UND Assistant Professor of English Sheila Liming, a talented bagpiper, set an appropriately somber tone at Thursday’s Sayre memorial event with two World War I era songs. Speaker after speaker followed describing various connections to Sayre and Sayre Hall, some more direct than others, but all were meaningful in their own ways.

Col. Benjamin Spencer, commander at the Grand Forks Air Force Base, talked about Sayer’s warrior spirit as a member of the Army Air Service, a precursor to the Air Force of today.

“We could not have gotten where we are without folks like Lieutenant Sayre as well as the constant support of the people of the Grand Forks community,” Spencer said.

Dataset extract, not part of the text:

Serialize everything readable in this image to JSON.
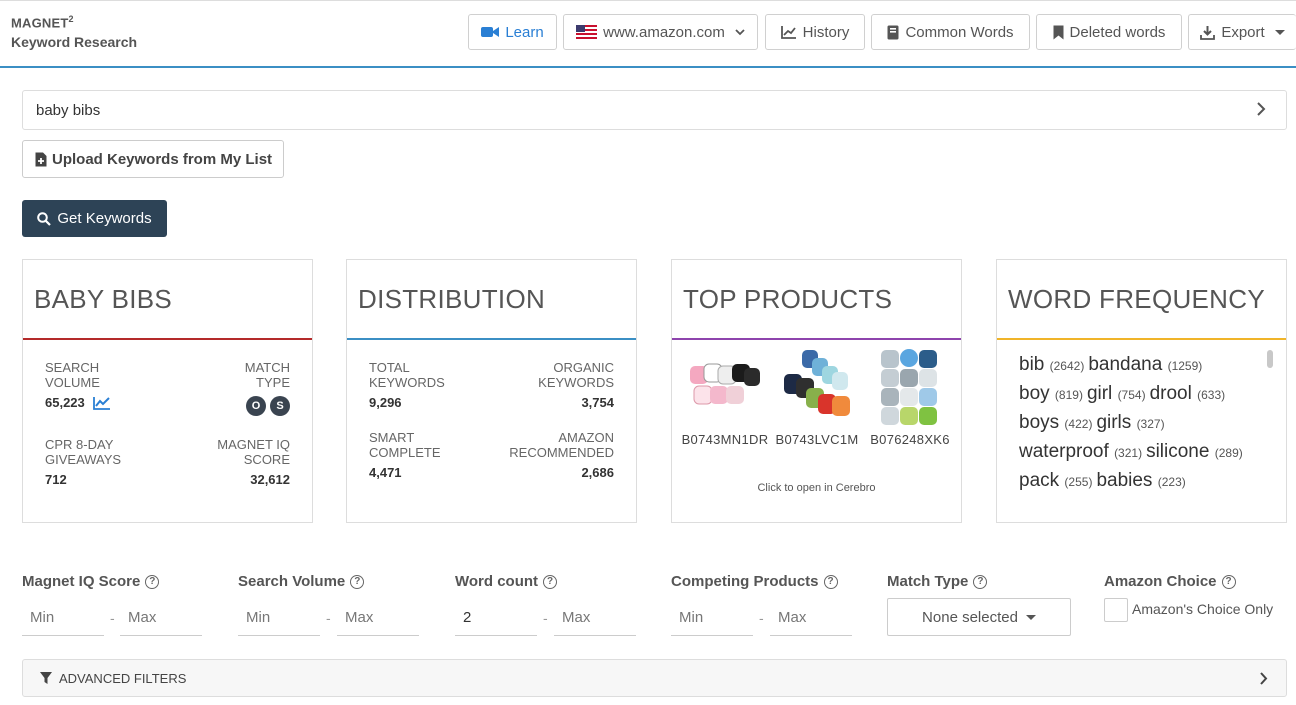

UND History Professor Kim Porter also told tales of soldiers and airman from past generations with connections to UND and Grand Forks and who served and fought in World War I and World War II, including one man who died in the former and whose son gave his life in the latter.

Redlin recalled taking Honors classes in Sayre Hall during his freshman year and thinking at the time that it was just another campus building full of classrooms.

“We go by these buildings every day and seldom do students realize that a hundred years of history have taken place within their walls,” he said.

On right track

William Caraher
William Caraher

Over the course of the spring semester, Redlin and the rest of the Wesley College Documentation Project team worked with UND Facilities to conduct in-depth reviews of nearly every inch of Sayre Hall and other former Wesley College structures.

Brian Larson, UND associate director of construction management, said that he’s partnered with consultants and contractors for the technical side of the historical documentation effort. This included 3-D sub-centimeter laser scans of the structures as well as drone flyovers, thanks to the expertise of Skyskopes, a UND-spun UAS business. In the process, more than 4,000 images were collected.

The entire effort, including the class project, was spurred by UND History Professor William Caraher not long after first learning that Sayre Hall and the other Wesley College structures soon would be razed. He commended UND for its willingness to work with students and to provide resources for historic documentation and preservation.

“UND has done everything right,” Caraher said. “If all schools in the state would do what UND has done – we’d be on the right track.”